In the beginning, when we sit down and are asked to observe our breath, we may start by only noticing the most obvious things about our breath, the temperature change, the speed, the depth, or whether it is our nose or mouth that is breathing. In the beginning we may find that the mind doesn't easily want to stay resting on the breath or any other item of focus before it is running off chasing thoughts. It grows bored easily. It wanders readily. It seemingly takes forever before it remembers it was trying to focus on the breath and comes back to it.

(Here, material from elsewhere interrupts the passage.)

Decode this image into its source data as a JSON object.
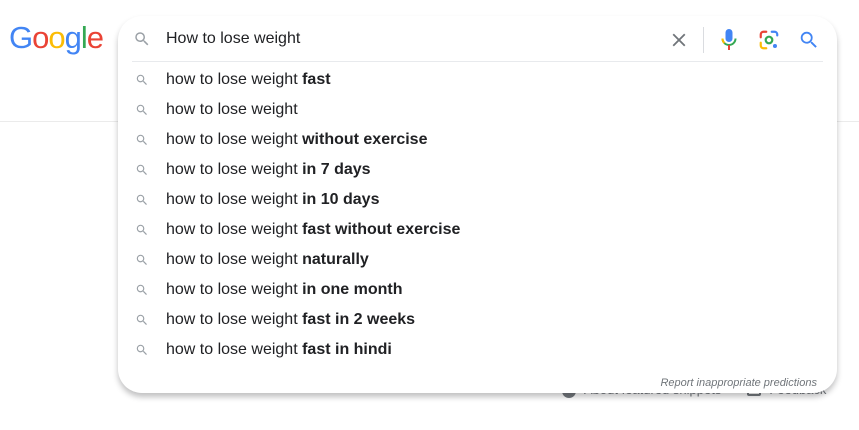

It is this way because when it is untrained, we spend most of our waking hours being outwardly focused and stimulated by the world around us. Nothing wrong with that, by the way, but as I said above, we are talking about refining and fine tuning our ability to perceive more subtlety. In order to perceive that which lays beyond our five senses, we must learn to become very aware, very, very aware. In the beginning, trying to hold the mind to the breath can be very boring for the mind which is used to doing 14 things at once, for the mind that is used to interacting with the external world at a very rapid pace. To bring it down to one moment, one focus and to stay there, can be quite a task indeed.

Consistent practice

With consistent practice, what we might start to notice is... whereas the breath before was hardly noticeable and certainly not very interesting, now we start to become enthralled with the breath, fascinated by it. Just the simple sensation of breathing becomes huge and all encompassing, capturing our total attention in a very sustained manner. As we sit, we may have a feeling like there is nowhere else our mind would rather be than resting on our breath. It is so peaceful here. Once our concentration (dharana) has become established, meditation (dhyana) may freely follow.

Patanjali states in the yoga sutras 1:14 that sadhana (spiritual practice) needs to be "well attended to" and "without break", since the ultimate purpose of yoga is to find liberation from suffering caused by the illusion of separateness and the endless stream of vrittis (ripples of thought), to eventually come back to our pure state of being or bliss that is at the core of our true nature.

That's all fine and good but at this stage, most of us (myself included) are just happy to get through the day without losing our s***.

It is a relief if we can feel relatively calm, happy and content as we move through our days, free of physical, mental or emotional pain. It is a bonus if we feel like we can be of use or of service to those around us, if we, ourselves, can find enough equilibrium, equanimity and balance to enjoy our lives and to enhance the lives of those around us. Our consistent yoga practice WILL give us all these fruits ... and more.